Design CareerMar 31, 2018
NewVTMt00

Which data structure to use

Given a message flow of numbers collected from a async process (the source is a incremental generator with gaps) print the data in continuous interval format. if the elements received so far are  5, 3, 15, 10, 17, 13, 6,  9, 7, 4, 8, 14 [3, 10], [13,15], [17, 17] what data structure would you use to store the incoming messages ? what is the time complexity of accomodating a new number. For example if element 16 comes in above sequence then the interval display would be [3,10] , [13,17]. Can you implement a O(LogN) technique to incorporate new element ?

Add a comment
Google quora_TW Mar 31, 2018

A balanced binary search tree where each node is an interval and the key is the interval lower bound would do just fine. How to perform updates is left as an exercise for the reader.

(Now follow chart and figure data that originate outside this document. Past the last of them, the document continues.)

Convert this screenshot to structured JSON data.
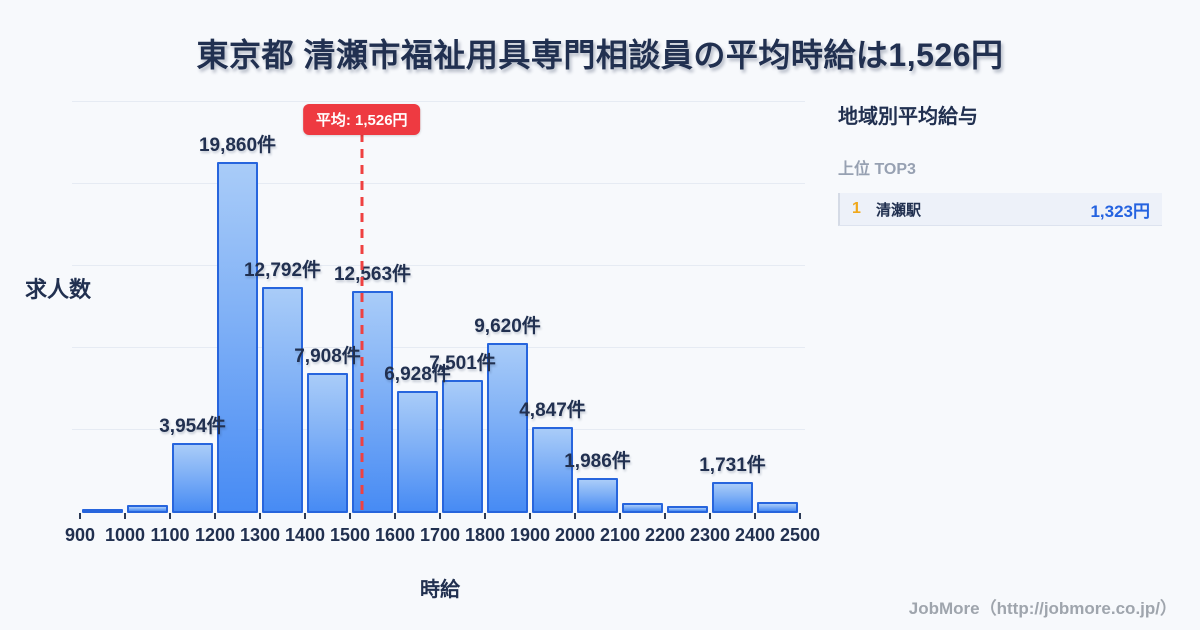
{
  "header": {
    "title": "東京都 清瀬市福祉用具専門相談員の平均時給は1,526円"
  },
  "chart_data": {
    "type": "bar",
    "title": "東京都 清瀬市福祉用具専門相談員の平均時給は1,526円",
    "xlabel": "時給",
    "ylabel": "求人数",
    "categories": [
      "900-1000",
      "1000-1100",
      "1100-1200",
      "1200-1300",
      "1300-1400",
      "1400-1500",
      "1500-1600",
      "1600-1700",
      "1700-1800",
      "1800-1900",
      "1900-2000",
      "2000-2100",
      "2100-2200",
      "2200-2300",
      "2300-2400",
      "2400-2500"
    ],
    "values": [
      150,
      450,
      3954,
      19860,
      12792,
      7908,
      12563,
      6928,
      7501,
      9620,
      4847,
      1986,
      550,
      400,
      1731,
      630
    ],
    "bar_labels": [
      "",
      "",
      "3,954件",
      "19,860件",
      "12,792件",
      "7,908件",
      "12,563件",
      "6,928件",
      "7,501件",
      "9,620件",
      "4,847件",
      "1,986件",
      "",
      "",
      "1,731件",
      ""
    ],
    "x_ticks": [
      "900",
      "1000",
      "1100",
      "1200",
      "1300",
      "1400",
      "1500",
      "1600",
      "1700",
      "1800",
      "1900",
      "2000",
      "2100",
      "2200",
      "2300",
      "2400",
      "2500"
    ],
    "average": 1526,
    "average_label": "平均: 1,526円",
    "grid": "horizontal",
    "ylim": [
      0,
      23300
    ]
  },
  "sidebar": {
    "title": "地域別平均給与",
    "subtitle": "上位 TOP3",
    "rows": [
      {
        "rank": "1",
        "name": "清瀬駅",
        "value": "1,323円"
      }
    ]
  },
  "footer": {
    "credit": "JobMore（http://jobmore.co.jp/）"
  },
  "colors": {
    "background": "#f7f9fc",
    "text_navy": "#213050",
    "bar_border": "#2765dd",
    "bar_fill_top": "#a9ccf8",
    "bar_fill_bottom": "#478bf4",
    "average_red": "#ee3a41",
    "rank_gold": "#f0a81c",
    "value_blue": "#2563e0",
    "muted_gray": "#97a1b2"
  }
}
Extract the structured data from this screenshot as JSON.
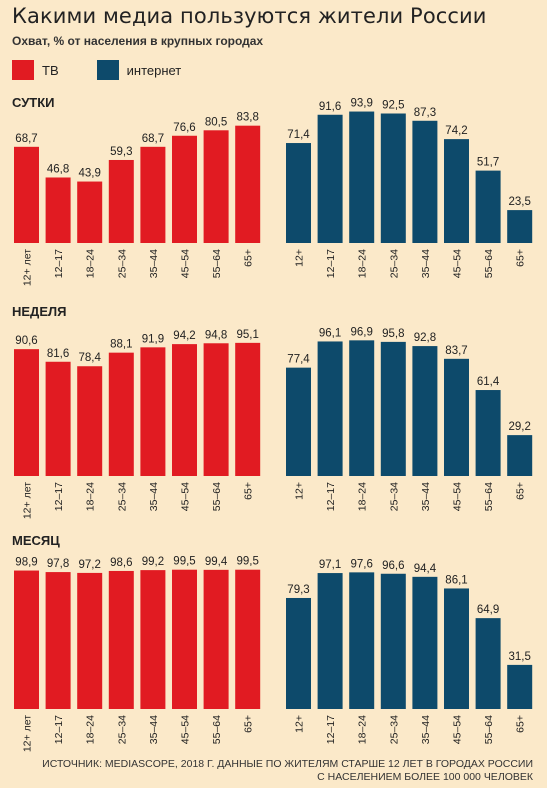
{
  "title": "Какими медиа пользуются жители России",
  "subtitle": "Охват, % от населения в крупных городах",
  "legend": [
    {
      "label": "ТВ",
      "color": "#e11b22"
    },
    {
      "label": "интернет",
      "color": "#0d4a6b"
    }
  ],
  "source_line1": "ИСТОЧНИК: MEDIASCOPE, 2018 Г. ДАННЫЕ ПО ЖИТЕЛЯМ СТАРШЕ 12 ЛЕТ В ГОРОДАХ РОССИИ",
  "source_line2": "С НАСЕЛЕНИЕМ БОЛЕЕ 100 000 ЧЕЛОВЕК",
  "chart_data": [
    {
      "type": "bar",
      "title": "СУТКИ",
      "ylim": [
        0,
        100
      ],
      "series": [
        {
          "name": "ТВ",
          "categories": [
            "12+ лет",
            "12–17",
            "18–24",
            "25–34",
            "35–44",
            "45–54",
            "55–64",
            "65+"
          ],
          "values": [
            68.7,
            46.8,
            43.9,
            59.3,
            68.7,
            76.6,
            80.5,
            83.8
          ],
          "labels": [
            "68,7",
            "46,8",
            "43,9",
            "59,3",
            "68,7",
            "76,6",
            "80,5",
            "83,8"
          ]
        },
        {
          "name": "интернет",
          "categories": [
            "12+",
            "12–17",
            "18–24",
            "25–34",
            "35–44",
            "45–54",
            "55–64",
            "65+"
          ],
          "values": [
            71.4,
            91.6,
            93.9,
            92.5,
            87.3,
            74.2,
            51.7,
            23.5
          ],
          "labels": [
            "71,4",
            "91,6",
            "93,9",
            "92,5",
            "87,3",
            "74,2",
            "51,7",
            "23,5"
          ]
        }
      ]
    },
    {
      "type": "bar",
      "title": "НЕДЕЛЯ",
      "ylim": [
        0,
        100
      ],
      "series": [
        {
          "name": "ТВ",
          "categories": [
            "12+ лет",
            "12–17",
            "18–24",
            "25–34",
            "35–44",
            "45–54",
            "55–64",
            "65+"
          ],
          "values": [
            90.6,
            81.6,
            78.4,
            88.1,
            91.9,
            94.2,
            94.8,
            95.1
          ],
          "labels": [
            "90,6",
            "81,6",
            "78,4",
            "88,1",
            "91,9",
            "94,2",
            "94,8",
            "95,1"
          ]
        },
        {
          "name": "интернет",
          "categories": [
            "12+",
            "12–17",
            "18–24",
            "25–34",
            "35–44",
            "45–54",
            "55–64",
            "65+"
          ],
          "values": [
            77.4,
            96.1,
            96.9,
            95.8,
            92.8,
            83.7,
            61.4,
            29.2
          ],
          "labels": [
            "77,4",
            "96,1",
            "96,9",
            "95,8",
            "92,8",
            "83,7",
            "61,4",
            "29,2"
          ]
        }
      ]
    },
    {
      "type": "bar",
      "title": "МЕСЯЦ",
      "ylim": [
        0,
        100
      ],
      "series": [
        {
          "name": "ТВ",
          "categories": [
            "12+ лет",
            "12–17",
            "18–24",
            "25–34",
            "35–44",
            "45–54",
            "55–64",
            "65+"
          ],
          "values": [
            98.9,
            97.8,
            97.2,
            98.6,
            99.2,
            99.5,
            99.4,
            99.5
          ],
          "labels": [
            "98,9",
            "97,8",
            "97,2",
            "98,6",
            "99,2",
            "99,5",
            "99,4",
            "99,5"
          ]
        },
        {
          "name": "интернет",
          "categories": [
            "12+",
            "12–17",
            "18–24",
            "25–34",
            "35–44",
            "45–54",
            "55–64",
            "65+"
          ],
          "values": [
            79.3,
            97.1,
            97.6,
            96.6,
            94.4,
            86.1,
            64.9,
            31.5
          ],
          "labels": [
            "79,3",
            "97,1",
            "97,6",
            "96,6",
            "94,4",
            "86,1",
            "64,9",
            "31,5"
          ]
        }
      ]
    }
  ]
}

Lyft CygnusX2 Mar 31, 2018

Binary search on a list could work

McAfee baqko45 Mar 31, 2018

Segment tree? Maybe

LinkedIn Ybevis Mar 31, 2018

Hash table

Microsoft yMcg47 Mar 31, 2018

In fact a hash table would work better here for run time. You get o(1) insertion time and o(m) readout where m is the number of intervals. This is in contrast to o(log n) insertion and o(m) readout using a tree with interval node and min key. Homework: no free lunch. What are you sacrificing here?

LinkedIn ufnppw Mar 31, 2018

Hashtable works if the stream has only unique integers. If that's not a guarantee then find and union would be better

Lyft meepleWork Mar 31, 2018

What about union find tree? New number n, query for n-1 and n+1. Update ranges accordingly or add new node.

Amazon CorrectBat Apr 1, 2018

I don’t understand, are you updating the continuous interval every time it updates?